Quand elle les écarta, elle le vit. Il s’était retourné vers elle et la fixait de ses deux prunelles semblables à deux lacs insondables. Elle frissonna, poussa un autre cri encore plus aigu et chercha une issue du regard. Il était derrière elle et lui coupait le chemin pour revenir au portillon. L’adrénaline la projeta en avant. En claudiquant elle fonça vers le fond du terrain qu’elle apercevait à une vingtaine de mètres de là. Du coin de l’œil elle réalisa qu’il avait changé d’allée pour lui couper la route. Elle fit volte-face et courut vers le portillon. Sans se retourner elle sentit qu’il s’était jeté à sa poursuite. La gorge serrée elle força l’allure et attrapa la lourde porte qui grinçait. Avec l’énergie du désespoir elle se glissa dans la rue. Une main s’abattit sur son épaule gauche et elle poussa un cri étranglé. Sienna se débattit et lança son coude dans la figure de l’arrivant. Elle l’entendit grogner. Puis elle se dégagea en courant comme jamais elle n’avait couru. Elle se sentait talonnée dans l’obscurité de plus en plus prégnante. Pas de lumière pour lui indiquer une présence, une maison habitée. Les rares habitations semblaient calfeutrées, entourées de grands terrains. Impossible de s’arrêter pour sonner, elle serait rattrapée en deux secondes…
Elle sentait plus qu’elle n’entendait réellement les pas dans son dos. L’image de son visage restait imprimée sur sa rétine, ses larmes coulaient tandis qu’elle courait une main pressée sur son cœur prêt à éclater. La vie de Sienna venait de voler en éclats.
Léa Mattei déposa le plateau sur la table basse et jeta un regard attendri à Pascal Treguer, son procureur préféré, qui somnolait sur le canapé de l’appartement.
— Je t’ai préparé un café et Gloria vient d’arriver avec des douceurs. Tes comprimés sont à côté de ta tasse.
Elle s’écarta et Treguer vit sa fille entrer dans le salon avec un autre plateau garni de pâtisseries dont le fameux paris-brest dont il raffolait !
— Bonté divine, grommela-t-il, si ça continue je vais ressembler à un sumotori !
— Tsss, tsss, fit Gloria en déposant un baiser sur sa joue, tu as besoin de reprendre des forces.
Léa ne disait rien, mais son sourire attendri en disait long sur son émotion. Justement, parlons-en des émotions qui avaient joué les montagnes russes depuis que Gloria lui avait appris la disparition de Pascal au Vietnam. On peut dire qu’il revenait de loin ! Léa et Gloria s’étaient rapidement envolées pour Hanoï, puis elles avaient rejoint la baie d’Halong, lieu où il s’était évaporé comme par magie.

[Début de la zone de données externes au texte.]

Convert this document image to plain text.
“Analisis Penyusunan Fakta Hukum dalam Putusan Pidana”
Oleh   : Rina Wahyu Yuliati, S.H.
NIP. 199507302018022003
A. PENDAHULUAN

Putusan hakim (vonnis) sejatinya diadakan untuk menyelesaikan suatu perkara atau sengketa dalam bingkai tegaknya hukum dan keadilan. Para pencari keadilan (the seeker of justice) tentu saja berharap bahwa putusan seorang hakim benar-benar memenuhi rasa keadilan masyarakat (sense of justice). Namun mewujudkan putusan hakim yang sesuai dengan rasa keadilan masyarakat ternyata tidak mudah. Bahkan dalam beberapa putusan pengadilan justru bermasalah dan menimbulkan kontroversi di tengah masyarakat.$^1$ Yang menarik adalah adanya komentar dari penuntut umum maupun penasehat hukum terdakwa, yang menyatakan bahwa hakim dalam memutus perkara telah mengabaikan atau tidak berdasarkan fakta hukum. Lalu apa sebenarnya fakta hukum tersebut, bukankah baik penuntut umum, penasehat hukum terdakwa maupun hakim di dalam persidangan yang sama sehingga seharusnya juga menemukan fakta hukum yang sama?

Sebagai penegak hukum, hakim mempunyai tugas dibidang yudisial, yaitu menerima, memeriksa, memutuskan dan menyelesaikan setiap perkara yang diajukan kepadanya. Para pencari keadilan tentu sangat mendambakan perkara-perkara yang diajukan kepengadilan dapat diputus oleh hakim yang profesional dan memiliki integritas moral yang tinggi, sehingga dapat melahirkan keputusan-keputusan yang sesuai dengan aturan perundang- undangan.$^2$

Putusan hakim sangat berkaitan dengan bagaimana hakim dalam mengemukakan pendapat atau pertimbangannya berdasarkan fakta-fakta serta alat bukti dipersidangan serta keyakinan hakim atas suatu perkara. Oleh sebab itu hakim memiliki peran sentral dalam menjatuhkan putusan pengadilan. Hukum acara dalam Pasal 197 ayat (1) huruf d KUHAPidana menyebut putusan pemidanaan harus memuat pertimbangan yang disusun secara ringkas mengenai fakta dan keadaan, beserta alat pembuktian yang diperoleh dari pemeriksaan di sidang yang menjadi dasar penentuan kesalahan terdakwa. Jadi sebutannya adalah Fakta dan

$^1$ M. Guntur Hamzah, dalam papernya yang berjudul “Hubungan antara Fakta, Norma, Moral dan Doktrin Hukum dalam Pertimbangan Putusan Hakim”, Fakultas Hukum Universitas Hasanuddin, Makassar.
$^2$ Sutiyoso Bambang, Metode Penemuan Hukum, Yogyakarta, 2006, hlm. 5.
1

Face à la baie et ses milliers d’îles, Léa avait senti un profond vertige la secouer. Où, comment retrouver Pascal ? Par bonheur Gloria avait eu de l’énergie pour deux et l’aide des autorités l’avait soutenue.
Un jeune homme charmant, dont elles avaient loué les services, et son bateau à moteur pour sillonner tous les endroits possibles où Treguer aurait pu disparaître, avait été la seconde aide. Du matin au soir elles avaient montré une photo de Pascal dans tous les villages de pêcheurs alentour. En vain. Jusqu’au moment où le flair de Léa avait fonctionné devant un adolescent qui avait montré des signes de trouble évident face au portrait de Treguer. C’était dans un des villages de pêcheurs, le plus proche d’Halong, ce qui recoupait les dires d’Alessandra Desnouvelles, la collègue de voyage de Pascal. Elle affirmait qu’ils étaient tous deux partis dans cette direction, chacun avec son kayak, et que c’était par là qu’elle l’avait perdu de vue.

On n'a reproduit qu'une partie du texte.